THE NOTION that African-American professionals do some of the same things that whites do -- meet, greet, network, build businesses, make a difference -- is something rarely featured in the media. It is far more interesting to focus on deviance and pathology, on the person on drugs or on welfare, out of luck and in lots of trouble.
But African Americans will be meeting in legion this summer. In Chicago, the NAACP will award Maya Angelou its highest honor, the Springarn Medal. In St. Louis, the nation's largest service sorority, Delta Sigma Theta -- an organization of African-American women -- will meet to dissect issues of health, social policy and economic development. In Philadelphia, the National Association of Negro Business and Professional Women's Clubs will train dozens of women how to run a business and plot strategy for political campaigns.
The majority media are likely to ignore these conferences. There's no crime here, no saga of a fallen so-called hero, no stereotypical action on the part of African Americans.
But businesses trying to reach African-American customers with buying power had better be there, taking note of "the drum." This is the black communications network that starts with television and magazine ads and extends to a presence at this summer's dozen or so black conventions, targeted marketing in the black press, sponsorship of black professional associations, and other efforts signaling a desire for African-American customers.
Some companies say their mass marketing already does the job. Making Motown their message, they trumpet their tolerance to the borrowed tunes of the Temptations or the Supremes. But others -- especially those who combine mass marketing with aggressive outreach -- are clear that the African-American community needs and deserves to be courted. They are also aware that such courting may lead to profits.
Why reach out specifically to blacks? For one thing, the African-American market is distinct, with heavy purchases in areas that differ from purchases by whites. Also, Black Americans have an annual income of $300 billion.
African Americans are sensitive to a company's commitment to black employment, with more than 40 percent saying a company's track record might make a difference in their buying.
African Americans pay attention to the facts. If a company doesn't bother to buy an ad in Essence, Ebony or Black Enterprise, thousands of consumers look askance.
"The King of Networking," Cleveland-based George Fraser, is high on the African-American market and shares his enthusiasm in the newly released "Success Runs in Our Race: The Complete Guide to Effective Networking in the African American Community" (William Morrow). Mr. Fraser advises blacks and counsels whites about the intricacies of the African-American market, the network, and the drum, listing important conferences, key speakers -- hundreds of ways to make connections.
While Mr. Fraser ignores the class basis of the networking he praises, his work turns analysis of the African-American community on its ear. Instead of looking at poverty and unemployment, Mr. Fraser looks at African-American strengths. He says that with some $300 billion annual income, black Americans are the 14th-largest economy in the world. He suggests that this income can be leveraged to make more of a difference in the quality of African-American life.

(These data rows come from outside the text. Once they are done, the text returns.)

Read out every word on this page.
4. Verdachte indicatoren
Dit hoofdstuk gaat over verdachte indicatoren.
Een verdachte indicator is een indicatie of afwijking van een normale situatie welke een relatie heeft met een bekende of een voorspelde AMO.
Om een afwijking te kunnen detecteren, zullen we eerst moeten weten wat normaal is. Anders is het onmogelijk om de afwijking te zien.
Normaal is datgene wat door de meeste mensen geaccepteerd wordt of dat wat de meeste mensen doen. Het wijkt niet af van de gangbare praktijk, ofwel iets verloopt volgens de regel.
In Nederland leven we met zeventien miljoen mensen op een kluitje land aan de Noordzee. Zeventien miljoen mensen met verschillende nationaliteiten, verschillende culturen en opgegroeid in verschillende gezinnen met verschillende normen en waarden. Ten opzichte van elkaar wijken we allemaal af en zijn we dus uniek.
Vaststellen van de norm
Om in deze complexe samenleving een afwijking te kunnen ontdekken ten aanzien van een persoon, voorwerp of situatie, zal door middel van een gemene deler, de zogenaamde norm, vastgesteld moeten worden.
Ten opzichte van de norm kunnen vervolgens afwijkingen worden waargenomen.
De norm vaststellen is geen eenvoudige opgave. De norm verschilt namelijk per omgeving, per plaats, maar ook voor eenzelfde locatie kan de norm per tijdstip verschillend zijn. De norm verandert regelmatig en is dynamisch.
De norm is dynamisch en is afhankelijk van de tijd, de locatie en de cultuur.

Consider this summer's black conventions, which will pump millions of dollars into the economies of cities hard-pressed for cash. The 10,000 who attend the NAACP convention will spend more than $5 million in Chicago. The 10,000 women who converge on St. Louis for Delta Sigma Theta are likely to spend even more.
The media that ignore these conventions look through the glass of black life darkly. The manufacturers who ignore them imperil their profitability. African Americans are 12 percent of the population. With some food and retail companies posting 3 percent profits, they can't afford to ignore such a significant part of their market.
George Fraser suggests that they beat the drum with ads, sponsorships and outreach. Economics and demographics dictate the same thing. In the words of a street-corner philosopher, it's a money thing, you'd better understand.
Julianne Malveaux is an economist and syndicated columnist.